Полубородый - стр. 2
Диковинная птица этот Полубородый. Все его так называют; настоящего имени не знает никто. А в деревне почти у всех есть прозвища. Когда речь заходит про Майнрада Айхенбергера, всегда говорят «младший Айхенбергер», потому что у него три старшие сестры, все замужем по другим деревням, а он родился поскрёбышем, когда его отец уже и не чаял получить сына. А Хензеля Гизигера, барабанщика, зовут Мочало, потому что после одной драки у него осталось такое странное ухо, а меня зовут Клоп-Молитвенник, только потому, что я пару недель подряд каждый день ходил в Заттель к мессе, но это было не из-за набожности, а из-за Лизи Хаслер. Она мне нравилась, а я ей нет; сказала, что не хочет водиться с мелюзгой. Я ей предложил подождать, когда мне будет двенадцать лет, а она не хотела и высмеяла меня. Когда потом толстый Хауэнштайн заделал ей ребёнка, я больше туда не ходил.

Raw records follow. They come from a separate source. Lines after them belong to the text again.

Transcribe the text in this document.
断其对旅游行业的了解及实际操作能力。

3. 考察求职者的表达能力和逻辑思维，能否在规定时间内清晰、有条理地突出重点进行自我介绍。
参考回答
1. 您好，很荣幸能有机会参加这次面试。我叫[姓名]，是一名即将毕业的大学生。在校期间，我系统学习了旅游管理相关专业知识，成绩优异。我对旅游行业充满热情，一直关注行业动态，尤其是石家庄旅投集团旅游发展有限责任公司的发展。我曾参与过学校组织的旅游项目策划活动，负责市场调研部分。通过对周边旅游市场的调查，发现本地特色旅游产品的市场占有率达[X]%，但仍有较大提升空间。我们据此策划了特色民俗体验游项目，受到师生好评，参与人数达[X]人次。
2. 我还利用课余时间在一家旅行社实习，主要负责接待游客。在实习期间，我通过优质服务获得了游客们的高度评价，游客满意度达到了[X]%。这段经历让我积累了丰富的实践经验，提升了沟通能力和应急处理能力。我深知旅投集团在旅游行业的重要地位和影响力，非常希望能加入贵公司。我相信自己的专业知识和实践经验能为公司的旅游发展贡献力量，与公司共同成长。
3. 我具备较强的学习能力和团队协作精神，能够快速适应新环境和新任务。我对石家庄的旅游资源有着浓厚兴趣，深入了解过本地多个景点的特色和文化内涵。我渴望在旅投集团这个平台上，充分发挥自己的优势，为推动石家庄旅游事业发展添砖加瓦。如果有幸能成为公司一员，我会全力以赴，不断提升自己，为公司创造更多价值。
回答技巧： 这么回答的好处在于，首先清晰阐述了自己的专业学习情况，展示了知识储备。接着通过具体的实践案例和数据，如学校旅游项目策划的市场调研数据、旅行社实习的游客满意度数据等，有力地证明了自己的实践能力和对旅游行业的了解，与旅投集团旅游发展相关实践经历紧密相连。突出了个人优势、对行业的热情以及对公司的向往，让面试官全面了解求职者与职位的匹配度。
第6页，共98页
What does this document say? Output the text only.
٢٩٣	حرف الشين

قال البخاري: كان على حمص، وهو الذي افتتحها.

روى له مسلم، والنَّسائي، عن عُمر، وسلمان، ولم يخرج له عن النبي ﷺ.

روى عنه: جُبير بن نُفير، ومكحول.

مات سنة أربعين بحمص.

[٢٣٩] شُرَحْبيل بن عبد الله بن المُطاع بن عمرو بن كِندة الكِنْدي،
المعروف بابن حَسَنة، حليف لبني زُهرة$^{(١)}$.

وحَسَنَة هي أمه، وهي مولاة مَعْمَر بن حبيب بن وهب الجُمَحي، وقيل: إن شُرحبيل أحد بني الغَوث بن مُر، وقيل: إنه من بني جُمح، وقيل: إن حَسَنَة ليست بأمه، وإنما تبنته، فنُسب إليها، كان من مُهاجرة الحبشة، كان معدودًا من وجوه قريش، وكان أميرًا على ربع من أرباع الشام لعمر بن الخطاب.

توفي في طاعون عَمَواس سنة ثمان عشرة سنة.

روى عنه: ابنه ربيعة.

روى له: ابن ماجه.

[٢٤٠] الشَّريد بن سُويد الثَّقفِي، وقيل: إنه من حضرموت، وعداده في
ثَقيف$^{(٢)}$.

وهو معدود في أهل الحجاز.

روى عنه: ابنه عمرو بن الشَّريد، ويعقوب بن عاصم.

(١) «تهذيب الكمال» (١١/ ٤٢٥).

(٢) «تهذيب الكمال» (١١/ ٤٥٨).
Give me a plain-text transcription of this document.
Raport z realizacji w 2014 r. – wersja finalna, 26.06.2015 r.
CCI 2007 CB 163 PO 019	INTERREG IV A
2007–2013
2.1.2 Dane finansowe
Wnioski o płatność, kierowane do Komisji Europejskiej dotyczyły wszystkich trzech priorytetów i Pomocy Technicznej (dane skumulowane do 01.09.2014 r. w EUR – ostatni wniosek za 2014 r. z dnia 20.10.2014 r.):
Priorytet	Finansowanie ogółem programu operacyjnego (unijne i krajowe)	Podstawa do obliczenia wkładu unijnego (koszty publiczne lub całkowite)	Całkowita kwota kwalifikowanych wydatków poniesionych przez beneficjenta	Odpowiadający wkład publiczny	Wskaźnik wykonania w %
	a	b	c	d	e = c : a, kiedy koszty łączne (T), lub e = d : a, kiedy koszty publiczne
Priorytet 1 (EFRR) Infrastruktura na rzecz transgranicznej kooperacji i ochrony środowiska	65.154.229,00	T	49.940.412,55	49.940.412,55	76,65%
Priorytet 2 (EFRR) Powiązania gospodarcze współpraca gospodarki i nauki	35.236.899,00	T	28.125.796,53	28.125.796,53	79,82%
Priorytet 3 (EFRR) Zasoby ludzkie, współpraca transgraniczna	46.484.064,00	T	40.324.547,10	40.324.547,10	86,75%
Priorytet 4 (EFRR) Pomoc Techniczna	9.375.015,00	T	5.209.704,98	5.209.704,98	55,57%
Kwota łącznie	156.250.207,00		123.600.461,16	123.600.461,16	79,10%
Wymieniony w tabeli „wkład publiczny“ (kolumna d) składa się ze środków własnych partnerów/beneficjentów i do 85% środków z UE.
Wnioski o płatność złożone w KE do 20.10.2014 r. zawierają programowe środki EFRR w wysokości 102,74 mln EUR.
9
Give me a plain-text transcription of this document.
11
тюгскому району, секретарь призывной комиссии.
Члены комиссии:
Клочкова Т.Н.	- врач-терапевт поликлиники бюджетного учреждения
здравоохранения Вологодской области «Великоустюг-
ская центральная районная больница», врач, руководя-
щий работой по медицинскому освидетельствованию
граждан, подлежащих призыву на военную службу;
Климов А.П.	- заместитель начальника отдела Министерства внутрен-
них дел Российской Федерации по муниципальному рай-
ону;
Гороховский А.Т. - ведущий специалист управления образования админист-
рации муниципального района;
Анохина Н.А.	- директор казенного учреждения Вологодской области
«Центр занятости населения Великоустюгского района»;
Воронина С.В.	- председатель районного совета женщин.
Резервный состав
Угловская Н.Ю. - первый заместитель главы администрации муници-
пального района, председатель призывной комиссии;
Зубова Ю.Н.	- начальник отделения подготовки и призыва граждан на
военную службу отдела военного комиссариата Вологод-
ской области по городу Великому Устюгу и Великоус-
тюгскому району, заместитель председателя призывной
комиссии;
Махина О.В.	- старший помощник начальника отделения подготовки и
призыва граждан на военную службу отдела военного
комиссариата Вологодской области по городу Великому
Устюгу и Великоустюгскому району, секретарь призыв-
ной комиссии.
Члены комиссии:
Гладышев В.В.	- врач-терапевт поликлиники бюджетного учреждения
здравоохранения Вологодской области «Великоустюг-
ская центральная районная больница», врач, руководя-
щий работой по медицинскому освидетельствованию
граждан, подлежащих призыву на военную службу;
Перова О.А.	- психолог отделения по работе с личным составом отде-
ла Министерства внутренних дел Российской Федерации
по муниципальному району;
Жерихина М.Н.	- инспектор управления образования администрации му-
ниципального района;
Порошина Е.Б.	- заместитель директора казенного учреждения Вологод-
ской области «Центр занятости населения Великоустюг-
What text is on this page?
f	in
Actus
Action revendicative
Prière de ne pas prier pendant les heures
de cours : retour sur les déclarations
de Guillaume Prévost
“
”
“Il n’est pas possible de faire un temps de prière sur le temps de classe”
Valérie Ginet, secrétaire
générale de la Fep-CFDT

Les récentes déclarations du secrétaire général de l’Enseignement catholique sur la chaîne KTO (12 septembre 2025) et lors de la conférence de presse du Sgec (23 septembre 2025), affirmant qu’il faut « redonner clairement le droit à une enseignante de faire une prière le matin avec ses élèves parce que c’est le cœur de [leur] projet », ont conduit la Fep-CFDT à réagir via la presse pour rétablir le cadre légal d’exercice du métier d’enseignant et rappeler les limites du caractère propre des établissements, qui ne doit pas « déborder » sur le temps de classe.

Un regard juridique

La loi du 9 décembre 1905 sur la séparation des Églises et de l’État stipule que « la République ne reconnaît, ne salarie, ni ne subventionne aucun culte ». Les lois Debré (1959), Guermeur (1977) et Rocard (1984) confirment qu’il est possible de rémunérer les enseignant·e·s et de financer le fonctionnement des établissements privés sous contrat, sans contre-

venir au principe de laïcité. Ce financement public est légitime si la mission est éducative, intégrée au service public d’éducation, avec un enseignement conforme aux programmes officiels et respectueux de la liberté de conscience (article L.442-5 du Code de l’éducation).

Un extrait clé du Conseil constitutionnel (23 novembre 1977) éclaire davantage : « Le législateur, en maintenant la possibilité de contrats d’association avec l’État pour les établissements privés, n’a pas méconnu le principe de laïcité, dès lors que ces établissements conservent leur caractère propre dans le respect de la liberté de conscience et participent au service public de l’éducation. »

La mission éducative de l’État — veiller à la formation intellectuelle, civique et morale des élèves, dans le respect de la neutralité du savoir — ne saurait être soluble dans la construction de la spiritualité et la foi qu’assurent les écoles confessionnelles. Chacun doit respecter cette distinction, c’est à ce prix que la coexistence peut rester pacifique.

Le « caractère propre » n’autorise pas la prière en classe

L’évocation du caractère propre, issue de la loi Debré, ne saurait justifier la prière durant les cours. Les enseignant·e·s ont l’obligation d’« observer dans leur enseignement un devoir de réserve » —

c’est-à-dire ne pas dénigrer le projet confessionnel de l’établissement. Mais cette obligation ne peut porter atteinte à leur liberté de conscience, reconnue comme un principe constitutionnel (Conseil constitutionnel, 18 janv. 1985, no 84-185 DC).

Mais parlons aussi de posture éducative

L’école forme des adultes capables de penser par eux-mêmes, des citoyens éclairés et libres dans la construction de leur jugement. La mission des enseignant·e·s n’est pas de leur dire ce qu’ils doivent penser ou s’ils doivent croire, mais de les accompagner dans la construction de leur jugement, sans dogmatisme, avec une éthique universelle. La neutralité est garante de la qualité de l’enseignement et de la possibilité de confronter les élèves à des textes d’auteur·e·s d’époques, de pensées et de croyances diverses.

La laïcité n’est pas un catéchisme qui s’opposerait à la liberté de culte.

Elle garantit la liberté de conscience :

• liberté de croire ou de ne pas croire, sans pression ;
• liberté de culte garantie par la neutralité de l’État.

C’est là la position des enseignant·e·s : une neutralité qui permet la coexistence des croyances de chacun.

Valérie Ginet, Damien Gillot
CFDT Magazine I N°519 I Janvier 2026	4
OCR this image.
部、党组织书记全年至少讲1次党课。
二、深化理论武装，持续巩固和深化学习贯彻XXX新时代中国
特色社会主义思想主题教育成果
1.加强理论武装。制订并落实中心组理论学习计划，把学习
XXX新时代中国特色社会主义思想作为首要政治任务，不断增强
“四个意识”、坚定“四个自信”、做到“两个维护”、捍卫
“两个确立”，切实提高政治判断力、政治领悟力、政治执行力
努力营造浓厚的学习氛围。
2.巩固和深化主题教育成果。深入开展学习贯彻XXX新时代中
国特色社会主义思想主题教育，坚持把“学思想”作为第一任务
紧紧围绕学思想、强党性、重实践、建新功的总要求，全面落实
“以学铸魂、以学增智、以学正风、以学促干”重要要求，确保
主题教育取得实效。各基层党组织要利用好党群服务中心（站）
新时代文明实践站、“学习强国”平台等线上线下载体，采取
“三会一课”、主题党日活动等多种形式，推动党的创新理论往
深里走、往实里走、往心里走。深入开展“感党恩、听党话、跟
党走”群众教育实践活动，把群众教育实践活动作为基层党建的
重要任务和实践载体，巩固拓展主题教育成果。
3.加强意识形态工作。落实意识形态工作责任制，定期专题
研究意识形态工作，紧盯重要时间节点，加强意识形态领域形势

Итак, Полубородый. Его так зовут, потому что борода у него растёт только на одной стороне лица, а другая сторона вся в ожоговых шрамах и чёрной корке, глаз там совсем затянулся. Его поначалу некоторые называли Мельхисар, но это не прижилось. Такое прозвище взялось оттого, что если Полубородый глядит налево и видна только бородатая половина его лица, то он похож на Мельхиора на вышитом знамени с тремя волхвами, которое носят на шествии в день трёх священных королей. Если же он повернёт голову в другую сторону и видна безбородая половина, с чёрной коростой, то вспоминается король мавров Валтасар. Наполовину Мельхиор, наполовину Валтасар – поэтому Мельхисар. Но прозвище получилось слишком сложным, и все сошлись на Полубородом. Мне бы очень хотелось знать, как принимаются такие решения. Мне интересно и то, что делает с человеком имя, которым его наделяют. Бот я сам, например: с тех пор как меня зовут Клоп-Молитвенник, я подумываю, не податься ли мне в монастырь, но не из набожности, а потому что у монаха есть верное пропитание и особо вкалывать там тоже не надо, я думаю. И при пострижении получаешь от аббата новое имя. Имя, полученное при крещении, мне никогда не нравилось. Евсебий – это была придурь моего отца. Он услышал это имя на проповеди и запомнил. Я тоже хорошо всё запоминаю; это иногда передаётся от родителей детям. Моих старших братьев зовут Ориген и Поликарп, но никто их так не называет, иначе получили бы по морде, главным образом от Поли; он драчун, в отличие от меня. Если бы отец тогда не сломал шею на охоте на серн, то сестру он назвал бы Перпетуя, наша мать говорит, что это имя он уже приготовил в загашнике.
Полубородому всё равно, как его зовут, это он мне сам говорил. С ним можно нормально поговорить, хотя некоторые в деревне уверяют, что у него отгорела и половина языка и он, мол, может только лопотать, как Придурок Берни, который садится оправляться прилюдно, а потом ещё и хлопает в ладоши и гордо показывает на своё достижение. Полубородый очень даже хорошо говорит, только не любит это делать, тем более не с каждым. Я с ним заговорил, потому что заметил, собирая грибы, как он рвёт ягоды жимолости. Я думал, он собирается их есть, побежал к нему и выбил ягоды у него из рук, потому что они ядовитые. Я только потом сообразит, что мог бы предостеречь его и словами; даже если у него и сожжён язык, слышать-то он не перестал. Но он не рассердился, а понял, что я не со зла, и даже поблагодарил. А про яд он знал. Потому и собирал: дескать, последние дни он не мог толком мочиться, а жимолость от этого помогает. Он говорил немного странно, не так, как привыкли говорить у нас, но понятно.